Inner Circle

Event Marketing  

A Great Story Starts With a Clean Car

by Jess Burke &
Marc Blumer

Organizers of The Car Wash Show set out to achieve three major objectives in 2019:

  1. To deliver more qualified attendees to the show floor
  2. To enhance an already great show experience
  3. To encourage earlier registrations while simultaneously increasing its verified rate

Here’s the story of how International Carwash Association (ICA) and mdg accomplished all three.

They put data in the driver’s seat.
Like many associations, ICA has data to spare. mdg took advantage of the robust records to create a holistic picture of the show’s attendee trends. There was plenty to review: years of past registrations, a complex attendee database with thousands of reachable targets and a dizzying number of ways to segment. Leveraging all of these insights, the show team built a model that quantified target performance indicators.

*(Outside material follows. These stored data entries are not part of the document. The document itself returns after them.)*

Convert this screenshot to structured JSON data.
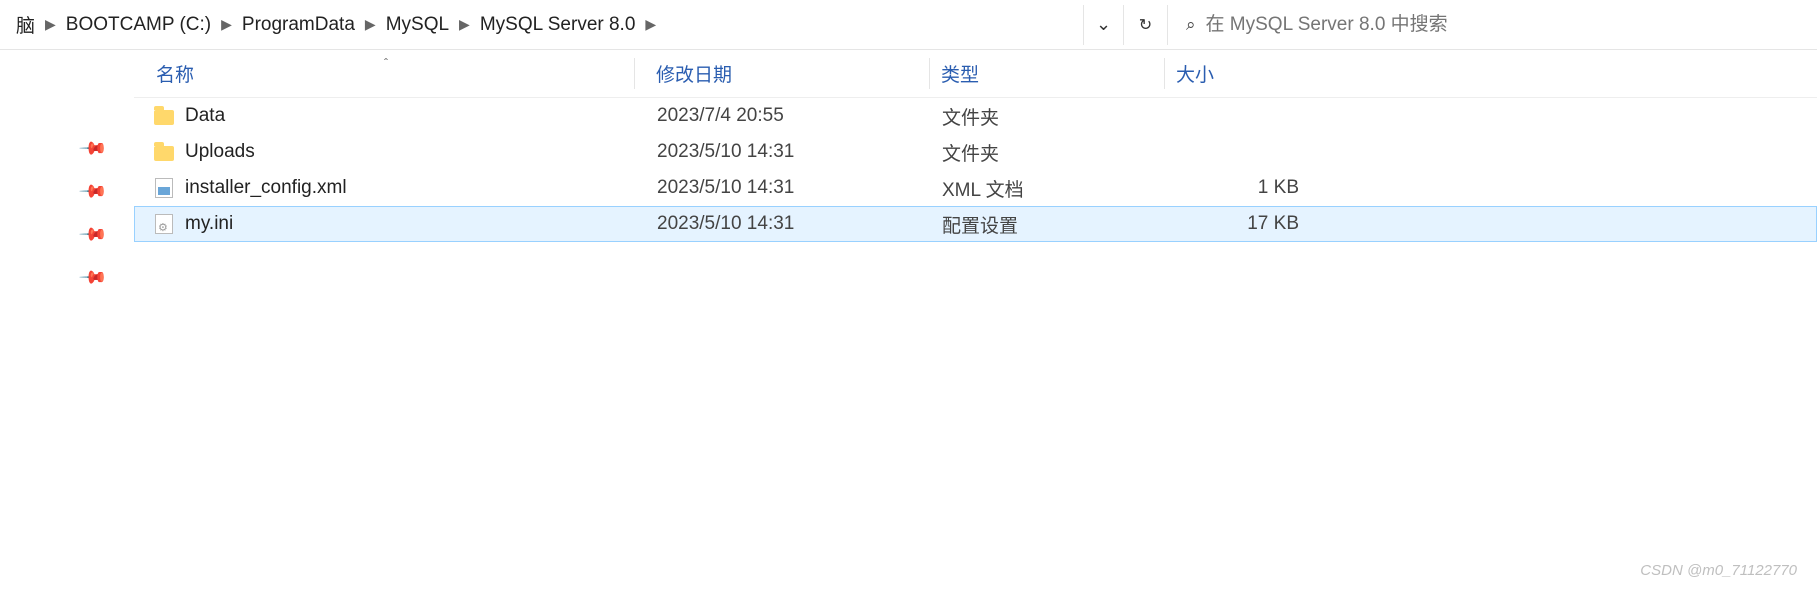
{
  "breadcrumb": {
    "first_fragment": "脑",
    "items": [
      "BOOTCAMP (C:)",
      "ProgramData",
      "MySQL",
      "MySQL Server 8.0"
    ]
  },
  "search": {
    "placeholder": "在 MySQL Server 8.0 中搜索"
  },
  "columns": {
    "name": "名称",
    "date": "修改日期",
    "type": "类型",
    "size": "大小"
  },
  "rows": [
    {
      "icon": "folder",
      "name": "Data",
      "date": "2023/7/4 20:55",
      "type": "文件夹",
      "size": "",
      "selected": false
    },
    {
      "icon": "folder",
      "name": "Uploads",
      "date": "2023/5/10 14:31",
      "type": "文件夹",
      "size": "",
      "selected": false
    },
    {
      "icon": "xml",
      "name": "installer_config.xml",
      "date": "2023/5/10 14:31",
      "type": "XML 文档",
      "size": "1 KB",
      "selected": false
    },
    {
      "icon": "ini",
      "name": "my.ini",
      "date": "2023/5/10 14:31",
      "type": "配置设置",
      "size": "17 KB",
      "selected": true
    }
  ],
  "watermark": "CSDN @m0_71122770"
}
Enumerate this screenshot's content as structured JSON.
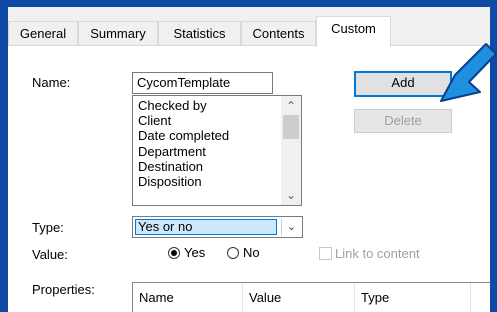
{
  "tabs": [
    {
      "label": "General",
      "active": false
    },
    {
      "label": "Summary",
      "active": false
    },
    {
      "label": "Statistics",
      "active": false
    },
    {
      "label": "Contents",
      "active": false
    },
    {
      "label": "Custom",
      "active": true
    }
  ],
  "form": {
    "name_label": "Name:",
    "name_value": "CycomTemplate",
    "name_options": [
      "Checked by",
      "Client",
      "Date completed",
      "Department",
      "Destination",
      "Disposition"
    ],
    "type_label": "Type:",
    "type_value": "Yes or no",
    "value_label": "Value:",
    "radio_yes": "Yes",
    "radio_no": "No",
    "radio_selected": "Yes",
    "link_to_content": "Link to content",
    "properties_label": "Properties:"
  },
  "buttons": {
    "add": "Add",
    "delete": "Delete"
  },
  "properties_table": {
    "columns": [
      "Name",
      "Value",
      "Type"
    ]
  },
  "annotation": {
    "arrow_color": "#1e90e0",
    "icon": "pointer-arrow-icon"
  },
  "colors": {
    "frame": "#0f4aa6",
    "accent": "#0078d7",
    "selection": "#cce8ff"
  }
}
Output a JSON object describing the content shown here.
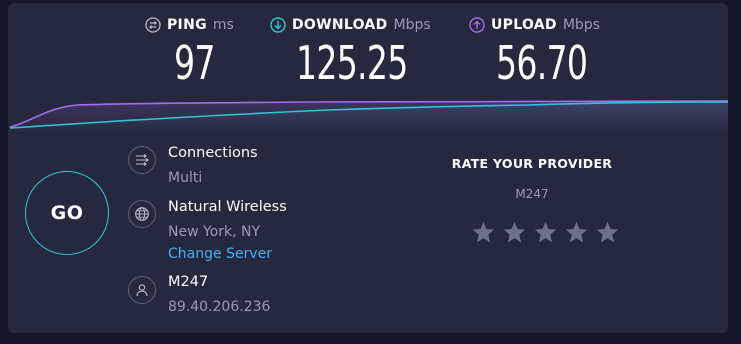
{
  "metrics": {
    "ping": {
      "label": "PING",
      "unit": "ms",
      "value": "97",
      "icon": "ping-icon"
    },
    "download": {
      "label": "DOWNLOAD",
      "unit": "Mbps",
      "value": "125.25",
      "icon": "download-icon"
    },
    "upload": {
      "label": "UPLOAD",
      "unit": "Mbps",
      "value": "56.70",
      "icon": "upload-icon"
    }
  },
  "colors": {
    "download": "#2fc6d3",
    "upload": "#a66cf0",
    "card": "#26283e",
    "link": "#3fb1f2"
  },
  "go_button": {
    "label": "GO"
  },
  "connections": {
    "title": "Connections",
    "value": "Multi",
    "icon": "connections-icon"
  },
  "server": {
    "name": "Natural Wireless",
    "location": "New York, NY",
    "change_label": "Change Server",
    "icon": "globe-icon"
  },
  "isp": {
    "name": "M247",
    "ip": "89.40.206.236",
    "icon": "user-icon"
  },
  "rating": {
    "title": "RATE YOUR PROVIDER",
    "provider": "M247",
    "stars_total": 5
  }
}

The modeling process aggregated data to generate specific KPIs to measure over the life of the campaign:
• Registration page conversion rates
• Registration page traffic needed to maintain attendance goals
• Click rates on emails, display ads and websites

Like a balance sheet, a digital model can reveal a campaign’s vitals at a glance. The Car Wash Show 2019 now had a road map for what a successful campaign would look like.

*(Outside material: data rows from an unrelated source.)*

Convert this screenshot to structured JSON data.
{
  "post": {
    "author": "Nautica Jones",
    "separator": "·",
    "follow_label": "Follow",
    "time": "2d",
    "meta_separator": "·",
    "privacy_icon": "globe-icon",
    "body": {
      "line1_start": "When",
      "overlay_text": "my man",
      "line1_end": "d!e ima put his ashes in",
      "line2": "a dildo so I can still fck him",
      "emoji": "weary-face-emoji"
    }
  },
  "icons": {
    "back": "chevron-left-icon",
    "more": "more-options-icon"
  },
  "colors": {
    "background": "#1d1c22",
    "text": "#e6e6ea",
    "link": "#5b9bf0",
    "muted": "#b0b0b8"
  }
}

They put a new shine on their creative approach.
To turn that road map into a full-on road trip, mdg developed a creative concept that cast the car wash profession in a whole new light. The “Journey” concept features human-centered creative, instead of the car-centered approaches common to the industry. Car washers say they love their profession because it’s a people business. Having a clean car gives a customer a sense of pride, adventure and accomplishment—and the people who own, manage and operate car washes feel that same pride in their daily work. The imagery of the concept harnesses that impact and emotion and ties it to the show experience, with the event in Nashville as a “destination” at the end of the journey.

This consumer-style approach to B2B marketing can feel risky for event organizers, who want to make sure prospects understand the event will be professional, valuable and relevant. But ICA knew they wanted something unique, avoiding B2B tropes like handshake graphics and “must-attend” language. Instead, they homed in on the meaning and relevance of The Car Wash Show and the industry on an emotional level.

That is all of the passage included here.